Em entrevista à Adnkronos/Labitalia, Veglio declarou o objetivo de transformar o borgo conhecido pela enogastronomia em um «polo tecnológico com desocupação zero». A primeira camada dessa estratégia é de natureza social: os funcionários da Brovind têm acesso prioritário à creche municipal, criada com forte participação do município de Cortemilia. A empresa assume integralmente a reta do nido dos trabalhadores, eliminando barreiras para a contratação de pais e mães na região.
Paralelamente ao welfare, houve intervenção direta no setor de hospitalidade local. Veglio reabriu um hotel e uma pizzaria no centro da vila — estruturas que faltavam há anos. O empreendimento tem função dupla: atender à demanda crescente de pessoal da Brovind e gerar tráfego para o comércio local. O hotel comporta até 60 empregados da empresa; o almoço desses funcionários passa a ser custeado em 80% pela empresa, segundo a dirigente.
O efeito multiplicador já é perceptível: a presença do hotel em posição central dinamiza o comércio e facilita a abertura de novos pontos de venda, muitos geridos por jovens empreendedores. Esse movimento local reforça a tese — confirmada pelo cruzamento de dados com a prefeitura — de que intervenções privadas coordenadas podem reverter tendências de estagnação econômica em pequenos centros.
Em termos industriais, Veglio está à frente de um plano de requalificação do ex polo Miroglio, uma área abandonada de 33.000 m² que será adaptada para abrigar linhas de produção da Brovind. O projeto, escalado para automação e independência energética, prevê um investimento de 12 milhões. Trata-se, na avaliação da direção, de um esforço necessário para garantir crescimento sustentável e maior atenção ao welfare interno.
Para atrair e reter jovens, a empresa mantém parcerias com escolas locais, oferecendo programas de formação técnica e estágios. Essa articulação entre educação e indústria é apresentada pela administração como condição essencial para a viabilização do plano de emprego local.

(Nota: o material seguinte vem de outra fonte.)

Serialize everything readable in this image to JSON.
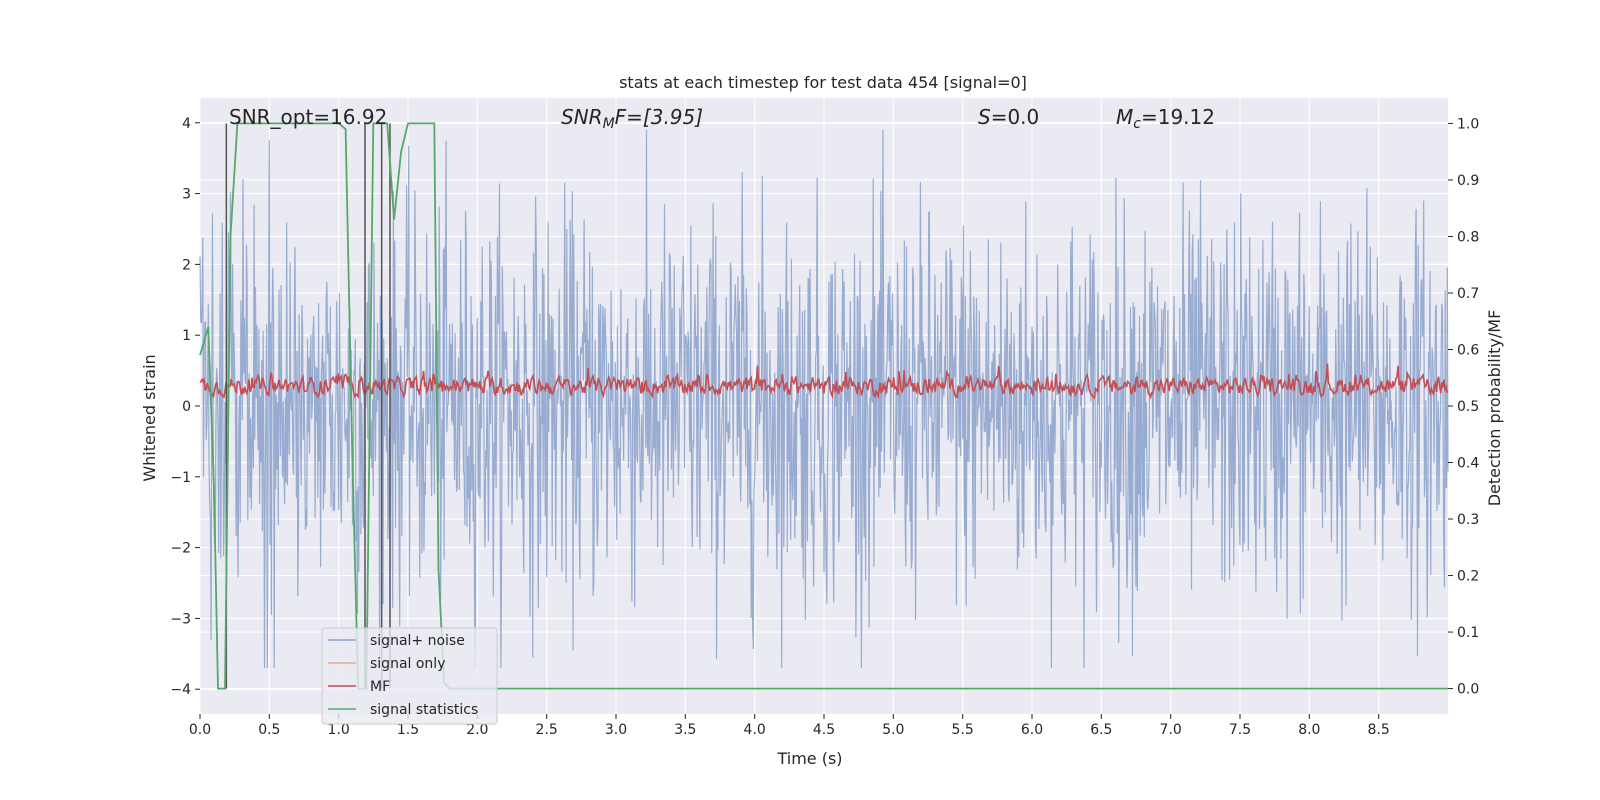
{
  "chart_data": {
    "type": "line",
    "title": "stats at each timestep for test data 454 [signal=0]",
    "xlabel": "Time (s)",
    "ylabel_left": "Whitened strain",
    "ylabel_right": "Detection probability/MF",
    "xlim": [
      0,
      9.0
    ],
    "ylim_left": [
      -4.35,
      4.35
    ],
    "ylim_right": [
      -0.045,
      1.045
    ],
    "x_ticks": [
      0.0,
      0.5,
      1.0,
      1.5,
      2.0,
      2.5,
      3.0,
      3.5,
      4.0,
      4.5,
      5.0,
      5.5,
      6.0,
      6.5,
      7.0,
      7.5,
      8.0,
      8.5
    ],
    "y_ticks_left": [
      -4,
      -3,
      -2,
      -1,
      0,
      1,
      2,
      3,
      4
    ],
    "y_ticks_right": [
      0.0,
      0.1,
      0.2,
      0.3,
      0.4,
      0.5,
      0.6,
      0.7,
      0.8,
      0.9,
      1.0
    ],
    "grid": true,
    "annotations": {
      "snr_opt": "SNR_opt=16.92",
      "snr_mf_main": "SNR",
      "snr_mf_sub": "M",
      "snr_mf_rest": "F=[3.95]",
      "s_main": "S",
      "s_rest": "=0.0",
      "mc_main": "M",
      "mc_sub": "c",
      "mc_rest": "=19.12"
    },
    "series": [
      {
        "name": "signal+ noise",
        "color": "#8fa4cc",
        "axis": "left",
        "noise_amplitude_range": [
          -3.7,
          3.9
        ],
        "sample_rate_hz": 200
      },
      {
        "name": "signal only",
        "color": "#e9a98a",
        "axis": "left",
        "values": []
      },
      {
        "name": "MF",
        "color": "#c44e52",
        "axis": "right",
        "range": [
          0.5,
          0.6
        ]
      },
      {
        "name": "signal statistics",
        "color": "#55a868",
        "axis": "right",
        "x": [
          0.0,
          0.06,
          0.1,
          0.13,
          0.18,
          0.22,
          0.27,
          0.32,
          0.5,
          1.0,
          1.05,
          1.1,
          1.14,
          1.2,
          1.25,
          1.3,
          1.35,
          1.4,
          1.45,
          1.5,
          1.6,
          1.69,
          1.72,
          1.76,
          1.8,
          1.9,
          2.0,
          9.0
        ],
        "y": [
          0.59,
          0.64,
          0.36,
          0.0,
          0.0,
          0.8,
          1.0,
          1.0,
          1.0,
          1.0,
          0.99,
          0.4,
          0.0,
          0.0,
          1.0,
          1.0,
          1.0,
          0.83,
          0.95,
          1.0,
          1.0,
          1.0,
          0.21,
          0.01,
          0.0,
          0.0,
          0.0,
          0.0
        ]
      }
    ],
    "vertical_lines": {
      "color": "#555555",
      "x": [
        0.19,
        1.19,
        1.31,
        1.37
      ]
    }
  },
  "legend": {
    "items": [
      {
        "label": "signal+ noise",
        "color": "#8fa4cc"
      },
      {
        "label": "signal only",
        "color": "#e9a98a"
      },
      {
        "label": "MF",
        "color": "#c44e52"
      },
      {
        "label": "signal statistics",
        "color": "#55a868"
      }
    ]
  },
  "colors": {
    "plot_bg": "#eaeaf2",
    "grid": "#ffffff"
  }
}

Conclusão do levantamento: o caso de Cortemilia não é apenas uma ação filantrópica, mas uma política empresarial integrada — combinando welfare, serviços locais e investimento industrial — que busca criar massa crítica econômica e social capaz de sustentar o território. A clareza dos números e a documentação disponível indicam que o modelo adotado por Veglio e a Brovind pode servir de referência para outras comunidades em risco de perda populacional.
Apuração in loco, cruzamento de fontes e fatos brutos: a realidade traduzida em medidas objetivas para manter um borgo vivo.